The South African Reserve Bank’s decision to keep the repo rate unchanged has been welcomed by property market experts, who say the move provides stability and supports growing confidence among homebuyers.
With the repo rate holding at 6.75% and the prime lending rate at 10.25%, experts say the steady rate environment provides much-needed certainty for both homeowners and prospective buyers at the start of 2026.
Toni Anderson, Head of Home Services at Standard Bank, says the decision strengthens an already improving residential property market.
“While interest rates remain unchanged, the cumulative effect of earlier rate cuts has already begun to improve affordability and buyer sentiment. Since the easing cycle started towards the end of 2024, we’ve seen increased engagement from prospective homeowners, with steady home loan application activity reflecting renewed confidence in the market.”
Anderson notes that a stable rate environment allows buyers to plan more effectively and make balanced decisions. For sellers, it supports realistic pricing, which remains key to successful transactions.

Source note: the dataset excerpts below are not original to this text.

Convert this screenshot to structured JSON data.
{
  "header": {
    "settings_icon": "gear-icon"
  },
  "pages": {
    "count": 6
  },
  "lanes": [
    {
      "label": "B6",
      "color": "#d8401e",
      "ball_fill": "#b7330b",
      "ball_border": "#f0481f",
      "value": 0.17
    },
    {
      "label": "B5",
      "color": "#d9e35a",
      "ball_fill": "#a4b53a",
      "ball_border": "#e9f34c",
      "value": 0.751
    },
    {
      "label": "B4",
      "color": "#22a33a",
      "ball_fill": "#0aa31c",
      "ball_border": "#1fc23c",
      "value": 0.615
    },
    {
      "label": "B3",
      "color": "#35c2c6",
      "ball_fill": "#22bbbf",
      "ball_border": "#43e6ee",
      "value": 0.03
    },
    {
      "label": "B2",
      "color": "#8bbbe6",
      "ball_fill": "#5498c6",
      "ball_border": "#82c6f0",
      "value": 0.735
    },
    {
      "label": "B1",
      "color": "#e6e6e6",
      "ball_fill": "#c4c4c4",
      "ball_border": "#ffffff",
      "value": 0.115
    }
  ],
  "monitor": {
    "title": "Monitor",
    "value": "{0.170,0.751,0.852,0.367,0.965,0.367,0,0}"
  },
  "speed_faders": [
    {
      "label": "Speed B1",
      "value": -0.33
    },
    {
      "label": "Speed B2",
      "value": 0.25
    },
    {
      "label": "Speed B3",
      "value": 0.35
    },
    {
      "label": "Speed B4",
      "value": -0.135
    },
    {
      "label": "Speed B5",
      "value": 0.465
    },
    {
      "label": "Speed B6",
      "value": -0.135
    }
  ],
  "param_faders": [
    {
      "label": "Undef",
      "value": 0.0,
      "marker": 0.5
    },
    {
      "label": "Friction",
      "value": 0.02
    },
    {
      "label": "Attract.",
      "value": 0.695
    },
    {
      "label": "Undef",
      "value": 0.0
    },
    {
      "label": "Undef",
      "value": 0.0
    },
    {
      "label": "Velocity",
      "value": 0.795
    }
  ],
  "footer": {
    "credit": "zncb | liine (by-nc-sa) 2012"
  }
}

She adds that holding rates steady gives households time to adjust to previous relief, while creating a supportive backdrop for a gradual recovery in housing demand across select regions. For buyers who have been waiting on the sidelines, this period of stability may offer a good opportunity to enter the market while affordability remains improved and competition is measured.
Gavin Lomberg, CEO of ooba Home Loans, agrees that the pause in rate changes supports positive momentum in the property sector.
“A steady interest rate environment, improved consumer affordability and competitive bank lending will continue to drive the acceleration of South Africa’s property industry throughout 2026.”
He points out that the market is still benefiting from the impact of six rate cuts since the easing cycle began, leaving lending rates significantly lower than they were just over a year ago.
According to Lomberg, improved affordability is already visible. He says that in the third quarter of 2024, before the first cut in the cycle, the average effective home loan rate for ooba customers was around 11.2%. By late 2025, improved bank concessions and lower rates had brought that down to about 9.6%.
This has translated into meaningful monthly savings. On an average bond of about R1.37 million, monthly repayments have dropped by roughly R1,500 compared to pre-cut levels, easing pressure on household budgets.
Lomberg says that while the Reserve Bank has struck a cautious tone due to global uncertainty, local conditions remain supportive.
“If inflation remains contained, the rand stays resilient, and fuel prices remain favourable, there is scope for further easing later in the year,” he says, adding that additional cuts could further stimulate demand from first-time buyers and existing homeowners.